Several recent studies support the findings of this study regarding the robustness of SE measurements. Karabulut et al. [26] reported excellent reliability for SE between TB-ARM and HH-ARM (mean difference: 0.11 D ± 0.47 D), despite modest changes in SV and CV, supporting the clinical stability of SE. Machine learning–enhanced prediction models developed by Turull-Mallofré et al. [27] achieved ±0.54 D agreement with subjective refraction for SE, reducing prediction error by 40% and offering promising avenues to improve the clinical applicability of objective measurements.

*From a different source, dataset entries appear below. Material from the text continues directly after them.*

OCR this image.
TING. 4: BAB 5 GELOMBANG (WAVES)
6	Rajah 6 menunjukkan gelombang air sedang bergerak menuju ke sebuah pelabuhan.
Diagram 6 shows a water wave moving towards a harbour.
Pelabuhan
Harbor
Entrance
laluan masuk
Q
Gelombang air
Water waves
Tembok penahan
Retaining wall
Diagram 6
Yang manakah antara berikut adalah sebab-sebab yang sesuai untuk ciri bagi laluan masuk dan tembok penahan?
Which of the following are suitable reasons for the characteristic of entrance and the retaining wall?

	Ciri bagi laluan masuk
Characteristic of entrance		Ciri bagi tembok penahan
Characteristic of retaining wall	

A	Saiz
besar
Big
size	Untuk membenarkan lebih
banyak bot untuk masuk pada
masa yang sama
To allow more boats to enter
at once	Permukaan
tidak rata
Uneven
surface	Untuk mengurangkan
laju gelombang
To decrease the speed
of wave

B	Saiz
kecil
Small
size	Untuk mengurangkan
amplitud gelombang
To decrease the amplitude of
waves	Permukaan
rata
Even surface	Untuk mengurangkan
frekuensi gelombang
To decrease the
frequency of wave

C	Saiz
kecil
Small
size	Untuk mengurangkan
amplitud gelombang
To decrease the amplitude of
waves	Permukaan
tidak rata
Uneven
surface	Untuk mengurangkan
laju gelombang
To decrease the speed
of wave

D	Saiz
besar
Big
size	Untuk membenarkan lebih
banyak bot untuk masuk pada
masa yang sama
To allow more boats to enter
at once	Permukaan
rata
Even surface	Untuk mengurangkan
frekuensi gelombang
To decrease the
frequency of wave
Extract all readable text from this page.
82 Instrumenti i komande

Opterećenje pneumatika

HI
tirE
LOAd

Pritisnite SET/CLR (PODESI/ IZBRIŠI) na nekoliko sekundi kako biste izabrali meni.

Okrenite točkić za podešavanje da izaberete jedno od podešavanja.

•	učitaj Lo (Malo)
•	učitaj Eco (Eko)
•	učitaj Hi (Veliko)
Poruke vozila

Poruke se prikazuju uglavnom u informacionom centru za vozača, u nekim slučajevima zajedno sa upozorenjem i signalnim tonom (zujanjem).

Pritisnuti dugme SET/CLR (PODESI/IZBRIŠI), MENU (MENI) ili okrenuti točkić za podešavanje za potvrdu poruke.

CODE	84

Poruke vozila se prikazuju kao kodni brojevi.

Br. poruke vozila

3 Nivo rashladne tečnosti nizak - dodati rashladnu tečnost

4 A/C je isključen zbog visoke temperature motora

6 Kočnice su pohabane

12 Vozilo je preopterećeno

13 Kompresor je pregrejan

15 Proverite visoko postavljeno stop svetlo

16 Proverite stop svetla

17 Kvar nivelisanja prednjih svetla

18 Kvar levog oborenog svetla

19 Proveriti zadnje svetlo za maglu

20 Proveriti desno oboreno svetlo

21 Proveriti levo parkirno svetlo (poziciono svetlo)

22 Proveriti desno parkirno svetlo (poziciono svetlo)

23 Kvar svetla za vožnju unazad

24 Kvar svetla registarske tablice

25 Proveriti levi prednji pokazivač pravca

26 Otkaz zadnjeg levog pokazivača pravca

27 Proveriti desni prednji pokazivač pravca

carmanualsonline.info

A major limitation of this study is the lack of a direct comparison with subjective refraction, which remains the gold standard for clinical decision-making. Without such comparison, the true interchangeability of HH-ARM and TB-ARM cannot be fully determined. Furthermore, this study included only postcataract patients aged 55–85 years, was conducted at a single center, and evaluated a single HH-ARM model. These factors may limit the generalizability of the findings.
Future studies should directly compare HH-ARM and TB-ARM with subjective refraction, include diverse patient groups such as those with premium or toric IOLs, and evaluate the long-term stability of measurements at multiple postoperative time points. Comparative studies among different HH-ARM models would also be valuable.